Once we have identified candidate cell-surface proteins, we make use of the full modern repertoire of antibody-generating technologies to select antibodies with appropriate properties for further development as drug candidates. In suitable cases, we then draw on our considerable expertise in conjugation technology to attach lethal payloads to antibodies we have selected for our T-MAV program. Overall, we believe that the capabilities we have assembled for every stage of the process — from identification of targets to the preparation of T-MAV conjugates — will allow us to efficiently develop antibody-based products that will have significant impact on the treatment of cancer.

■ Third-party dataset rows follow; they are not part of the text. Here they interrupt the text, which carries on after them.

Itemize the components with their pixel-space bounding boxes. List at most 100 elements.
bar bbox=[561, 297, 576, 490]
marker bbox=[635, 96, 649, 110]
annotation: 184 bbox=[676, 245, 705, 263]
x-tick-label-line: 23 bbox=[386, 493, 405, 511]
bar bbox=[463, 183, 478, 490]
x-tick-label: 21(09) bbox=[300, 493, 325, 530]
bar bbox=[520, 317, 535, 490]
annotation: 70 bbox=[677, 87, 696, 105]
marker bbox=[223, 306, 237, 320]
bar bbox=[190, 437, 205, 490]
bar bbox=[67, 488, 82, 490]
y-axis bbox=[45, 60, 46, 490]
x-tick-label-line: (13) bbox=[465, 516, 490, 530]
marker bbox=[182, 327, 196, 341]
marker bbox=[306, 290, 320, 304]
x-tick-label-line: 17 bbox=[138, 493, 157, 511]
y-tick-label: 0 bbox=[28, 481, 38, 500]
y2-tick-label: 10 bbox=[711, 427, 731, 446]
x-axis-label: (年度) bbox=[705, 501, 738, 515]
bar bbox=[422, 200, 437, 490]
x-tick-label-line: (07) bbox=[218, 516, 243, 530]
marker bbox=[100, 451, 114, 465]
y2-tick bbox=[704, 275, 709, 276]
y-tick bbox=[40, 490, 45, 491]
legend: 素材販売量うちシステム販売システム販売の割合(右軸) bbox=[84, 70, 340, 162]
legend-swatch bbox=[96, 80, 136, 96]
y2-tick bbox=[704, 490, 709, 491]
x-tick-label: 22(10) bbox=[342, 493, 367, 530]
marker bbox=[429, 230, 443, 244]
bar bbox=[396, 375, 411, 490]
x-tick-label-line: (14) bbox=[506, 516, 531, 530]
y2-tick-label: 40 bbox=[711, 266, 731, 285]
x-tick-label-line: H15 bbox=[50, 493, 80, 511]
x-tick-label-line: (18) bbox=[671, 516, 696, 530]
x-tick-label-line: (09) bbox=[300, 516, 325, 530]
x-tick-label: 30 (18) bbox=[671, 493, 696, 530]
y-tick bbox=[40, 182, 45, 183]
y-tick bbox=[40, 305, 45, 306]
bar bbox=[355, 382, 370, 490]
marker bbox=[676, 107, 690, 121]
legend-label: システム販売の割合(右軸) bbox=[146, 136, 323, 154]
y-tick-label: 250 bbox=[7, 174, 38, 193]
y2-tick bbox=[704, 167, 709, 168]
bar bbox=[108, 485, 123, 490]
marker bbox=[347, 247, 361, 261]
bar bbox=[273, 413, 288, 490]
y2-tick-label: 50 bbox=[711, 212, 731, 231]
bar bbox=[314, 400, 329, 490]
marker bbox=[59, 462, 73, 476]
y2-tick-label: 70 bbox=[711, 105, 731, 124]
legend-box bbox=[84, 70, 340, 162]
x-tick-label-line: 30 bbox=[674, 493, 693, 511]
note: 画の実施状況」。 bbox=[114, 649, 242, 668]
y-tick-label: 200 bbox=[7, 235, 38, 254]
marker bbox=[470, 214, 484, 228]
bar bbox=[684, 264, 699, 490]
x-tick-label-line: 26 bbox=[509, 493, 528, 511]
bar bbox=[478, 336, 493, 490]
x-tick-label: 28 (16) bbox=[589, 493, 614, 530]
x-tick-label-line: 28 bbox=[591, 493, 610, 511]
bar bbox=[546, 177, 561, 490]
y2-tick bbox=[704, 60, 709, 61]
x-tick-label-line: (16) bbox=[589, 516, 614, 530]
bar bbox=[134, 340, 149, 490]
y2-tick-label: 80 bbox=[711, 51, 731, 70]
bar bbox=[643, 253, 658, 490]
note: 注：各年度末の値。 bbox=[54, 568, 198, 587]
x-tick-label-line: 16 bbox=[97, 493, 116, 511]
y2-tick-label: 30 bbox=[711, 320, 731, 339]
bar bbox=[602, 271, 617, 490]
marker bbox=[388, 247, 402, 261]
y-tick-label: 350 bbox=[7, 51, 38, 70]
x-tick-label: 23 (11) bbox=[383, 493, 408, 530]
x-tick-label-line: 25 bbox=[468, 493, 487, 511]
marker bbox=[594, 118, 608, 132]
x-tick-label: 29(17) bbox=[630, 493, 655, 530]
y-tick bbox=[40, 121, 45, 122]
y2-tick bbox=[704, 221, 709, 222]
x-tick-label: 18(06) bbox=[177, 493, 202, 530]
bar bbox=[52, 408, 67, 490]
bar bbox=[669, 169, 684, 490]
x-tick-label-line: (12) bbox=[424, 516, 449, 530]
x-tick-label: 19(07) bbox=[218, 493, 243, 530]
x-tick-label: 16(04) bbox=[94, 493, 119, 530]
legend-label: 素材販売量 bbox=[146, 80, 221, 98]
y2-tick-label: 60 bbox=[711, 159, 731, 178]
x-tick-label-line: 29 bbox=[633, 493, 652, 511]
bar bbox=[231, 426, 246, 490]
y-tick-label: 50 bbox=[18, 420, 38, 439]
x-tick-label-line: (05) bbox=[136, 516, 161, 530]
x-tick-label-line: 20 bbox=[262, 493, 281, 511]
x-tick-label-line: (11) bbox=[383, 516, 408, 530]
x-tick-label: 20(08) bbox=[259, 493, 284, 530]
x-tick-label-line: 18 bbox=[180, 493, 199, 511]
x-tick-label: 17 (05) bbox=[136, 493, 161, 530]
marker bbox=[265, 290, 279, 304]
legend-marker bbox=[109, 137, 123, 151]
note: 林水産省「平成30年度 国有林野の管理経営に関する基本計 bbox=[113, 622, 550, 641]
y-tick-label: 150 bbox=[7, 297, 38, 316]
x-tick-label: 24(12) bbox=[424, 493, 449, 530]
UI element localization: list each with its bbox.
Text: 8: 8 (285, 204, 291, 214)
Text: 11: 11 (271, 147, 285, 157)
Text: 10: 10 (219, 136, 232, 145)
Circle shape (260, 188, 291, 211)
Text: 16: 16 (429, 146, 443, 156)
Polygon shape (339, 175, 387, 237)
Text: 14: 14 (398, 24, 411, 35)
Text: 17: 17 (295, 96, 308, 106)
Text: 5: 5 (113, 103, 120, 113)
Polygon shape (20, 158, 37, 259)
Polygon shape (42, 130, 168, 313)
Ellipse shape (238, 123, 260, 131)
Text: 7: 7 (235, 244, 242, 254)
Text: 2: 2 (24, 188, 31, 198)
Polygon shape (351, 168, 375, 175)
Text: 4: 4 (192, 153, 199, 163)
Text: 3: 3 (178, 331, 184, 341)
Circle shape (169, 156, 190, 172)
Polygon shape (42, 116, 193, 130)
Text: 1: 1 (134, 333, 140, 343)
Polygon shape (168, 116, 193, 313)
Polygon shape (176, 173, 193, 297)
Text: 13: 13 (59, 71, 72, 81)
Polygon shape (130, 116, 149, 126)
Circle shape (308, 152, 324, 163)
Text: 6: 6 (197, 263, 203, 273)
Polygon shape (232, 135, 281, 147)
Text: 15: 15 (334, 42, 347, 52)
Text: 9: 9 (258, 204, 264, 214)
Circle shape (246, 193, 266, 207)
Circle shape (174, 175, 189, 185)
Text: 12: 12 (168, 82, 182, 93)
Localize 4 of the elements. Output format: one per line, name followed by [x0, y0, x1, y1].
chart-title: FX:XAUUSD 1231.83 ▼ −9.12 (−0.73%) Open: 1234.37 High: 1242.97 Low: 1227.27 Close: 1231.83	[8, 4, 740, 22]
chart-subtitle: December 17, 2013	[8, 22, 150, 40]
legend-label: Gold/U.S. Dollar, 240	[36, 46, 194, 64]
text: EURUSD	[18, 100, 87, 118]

Personalized medicine is a key theme in the approach we take at Millennium to developing breakthrough treatments for important diseases. In the cancer arena, this means conducting detailed studies of gene expression patterns, molecular pathways and genetic differences so that we will be able to identify the appropriate target populations for new drugs that we introduce. These activities include:

The goal of all of this work is to identify appropriate “biomarkers” for use in conjunction with drugs we develop: DNA variants, RNAs or proteins whose presence or abundance can identify the patient groups most likely to respond well to these drugs. We believe these biomarkers will enable us in the future to provide each group with novel treatments that have high efficacy and low toxicity. Such therapies would truly be breakthrough treatments for cancer.